I suspect he is a fairy that has no place of rest,
And was expelled from the fairy hill of Loran Ruadh;
Or is a genuine imp sent from Aoife of the north,
That was loosed by the expert spells of the surly Tuatha De Dananns.
Let us expel to the fairy hills this sullen midge from us,
Or to the bright waters o the Lee of the rapid currents;
There to be strongly fettered by the Shenad [Shannon's] hosts,
Because he slept with you, Sheela, without your leave."

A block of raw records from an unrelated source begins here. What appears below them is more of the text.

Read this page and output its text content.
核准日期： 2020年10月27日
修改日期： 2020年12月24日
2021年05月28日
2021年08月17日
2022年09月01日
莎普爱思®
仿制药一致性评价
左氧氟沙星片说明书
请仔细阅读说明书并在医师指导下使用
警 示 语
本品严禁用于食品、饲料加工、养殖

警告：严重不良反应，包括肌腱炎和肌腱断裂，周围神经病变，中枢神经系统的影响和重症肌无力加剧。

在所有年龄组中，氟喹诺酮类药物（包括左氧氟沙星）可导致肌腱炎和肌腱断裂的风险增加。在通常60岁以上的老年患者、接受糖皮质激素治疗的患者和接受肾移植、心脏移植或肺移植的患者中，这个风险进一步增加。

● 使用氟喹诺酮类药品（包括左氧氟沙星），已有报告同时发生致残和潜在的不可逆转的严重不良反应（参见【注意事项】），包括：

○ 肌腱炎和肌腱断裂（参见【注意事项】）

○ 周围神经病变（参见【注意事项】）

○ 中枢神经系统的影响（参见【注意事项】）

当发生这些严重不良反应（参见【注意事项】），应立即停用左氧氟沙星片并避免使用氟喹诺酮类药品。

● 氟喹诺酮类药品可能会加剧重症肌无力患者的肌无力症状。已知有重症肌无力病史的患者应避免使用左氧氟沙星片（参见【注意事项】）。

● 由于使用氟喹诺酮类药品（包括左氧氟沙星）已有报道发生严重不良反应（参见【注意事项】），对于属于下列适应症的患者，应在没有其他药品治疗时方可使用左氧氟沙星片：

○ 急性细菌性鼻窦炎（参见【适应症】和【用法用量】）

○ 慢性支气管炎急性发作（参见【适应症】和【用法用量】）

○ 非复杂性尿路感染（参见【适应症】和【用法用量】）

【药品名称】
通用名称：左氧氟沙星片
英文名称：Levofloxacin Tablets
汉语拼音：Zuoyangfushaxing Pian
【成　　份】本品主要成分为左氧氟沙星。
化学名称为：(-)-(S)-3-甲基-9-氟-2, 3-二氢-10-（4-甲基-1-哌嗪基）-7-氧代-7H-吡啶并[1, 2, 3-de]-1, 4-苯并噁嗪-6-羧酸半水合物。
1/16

I'll point out quickly to start that the English translation is a bit loose from the Irish. For example the two terms given as 'incubus' don't actually mean that. We have stalcaire which can mean a stubborn person or a stalker, and gearrán which is a term for a horse, often a gelding. We see a similar thing with the word being glossed as 'fairy' - sighbarra - which might more accurately read as 'barrow fairy'. That one is worth noting as it specifically identifies this leannan si with the barrows, or ancient burial mounds. In the same way when the text calls him 'a pest' or an 'imp' sent by Aoife the Irish term spreas means a 'worthless person'.
This is a really fascinating piece of folk magic, effectively a type of ritual exorcism but what makes it interesting to me is that it calls on both the priest's own God - Jesus - as well as the fairy Queen Aoibheall. It also implicates both Aoife, as another Fairy Queen, and the Tuatha De Danann more generally, for possibly setting this spirit on the woman in question. The chant also includes the claim by the priest that he will not hesitate to satirize any spirits who won't help him to banish this leannán sí, an unusual suggestion since one might assume that he would usually resort to calling on his own deity for that.
'Exorcism of a Leanná Sí' is only one example of the way that folk magic, fairy belief, and the dominant religion blended into a cohesive system of practice in early modern Ireland. We may look at this approach and say that it is an attempt to cover all the possibilities, as it were, in assuring that a cure is achieved. Or we may see it as reflecting the multiple cultural threads that influenced people, including clergy, even in the 19th century. In any case it is an important piece of evidence and also a useful charm.
*any errors in my transcribing the Cló Gaelach are entirely my own. I have included the original text for the reader to see for themselves.